Ao longo dos séculos seguintes, inúmeros pintores foram sensíveis ao tema, também abordado no século XX por artistas como Salvador Dali (“O Sacramento da Última Ceia”, 1955), Andy Warhol (série “The Last Supper”, 1986), Francine LeClercq ("Mise en S(cène)", Instalação, 2007) ou Devorah Sperber (Instalação, 2007). O próprio Museu de Évora, que alberga a instalação, inclui no seu acervo duas pinturas da última ceia, uma da autoria do Mestre do Retábulo da Sé e outra do pintor flamengo Martin de Vos (Antuérpia, 1532-1603).

Há últimas ceias desenhadas, gravadas, impressas, esculpidas, modeladas, colagens, assemblagem de objectos inusitados, e até construídas em Lego, sendo igualmente um tema recorrente da arte popular dos mais diversos países e culturas tocadas pelo cristianismo. Finalmente, a fotografia agarrou o tema e recriou-o com a liberdade possível em contextos modernos, impulsionada pela publicidade e abençoada pelos media. Não é por acaso que imagens relacionáveis com este tema serviram para promover filmes e séries televisivas como "M.A.S.H." (Robert Altman, 1970), “Battlestar Galactica” (2003), “Star Wars”, “House” (2004), “Shameless” (2004), “Asao” (Hong Kong, 2005), “The Sopranos” (uma belíssima foto de Annie Liebovitz), “The Simpsons”, “Lost” (última temporada, 2010).


Doménikos Theotokópoulos, El Greco, “A Última Ceia”, 1567-1570

Na pintura, a minha última ceia preferida é a de El Greco (1541–1614), obra pintada entre 1567 e 1570. No quadro, tudo parece pairar, com uma estranha leveza e dinâmica, desde a mesa da ceia às figuras esvoaçantes. A lembrar que a pintura de El Grego não se enquadra em qualquer estilo artístico do seu tempo.

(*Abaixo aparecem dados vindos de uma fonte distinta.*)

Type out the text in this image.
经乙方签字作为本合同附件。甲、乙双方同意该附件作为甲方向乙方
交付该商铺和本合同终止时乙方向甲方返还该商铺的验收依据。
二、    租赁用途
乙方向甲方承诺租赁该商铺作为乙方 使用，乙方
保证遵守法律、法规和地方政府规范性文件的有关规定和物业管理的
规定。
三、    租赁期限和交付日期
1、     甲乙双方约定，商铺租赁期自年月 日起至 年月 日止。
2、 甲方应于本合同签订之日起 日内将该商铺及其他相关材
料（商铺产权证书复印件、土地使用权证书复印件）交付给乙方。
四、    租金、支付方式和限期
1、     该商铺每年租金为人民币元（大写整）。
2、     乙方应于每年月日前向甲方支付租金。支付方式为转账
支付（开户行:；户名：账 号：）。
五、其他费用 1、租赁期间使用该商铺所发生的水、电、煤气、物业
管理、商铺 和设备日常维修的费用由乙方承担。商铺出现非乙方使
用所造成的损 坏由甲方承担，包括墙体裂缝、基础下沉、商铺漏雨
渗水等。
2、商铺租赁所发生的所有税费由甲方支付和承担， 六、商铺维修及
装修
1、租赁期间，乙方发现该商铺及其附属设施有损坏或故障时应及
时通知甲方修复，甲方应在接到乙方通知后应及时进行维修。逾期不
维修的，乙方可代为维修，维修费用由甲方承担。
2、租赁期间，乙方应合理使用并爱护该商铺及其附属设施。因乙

Para além da unidade e equilíbrio da composição e encenação bem sugestiva, as fotografias de Jorge de Sousa e de Marco López estão recheadas de pormenores bem contextualizados: o estilo “urbano” de Jorge de Sousa em contraste com uma ceia tipicamente argentina.

O fotógrafo português procura fixar, sem qualquer fotomontagem, “imagens que se comportam como máquinas do tempo, construídas a partir de elementos contemporâneos, para viagens a um passado por vezes muito mais distante do que a minha própria existência”. O argentino, pelo seu lado, não quis fotografar a “refeição da tristeza, suspeição e ira que caracteriza a obra-prima italiana, mas sim a refeição do encontro da comunidade, da hospitalidade e da amizade”. “Tento que o meu trabalho tenha a dor e o despojamento da América mestiça" (2).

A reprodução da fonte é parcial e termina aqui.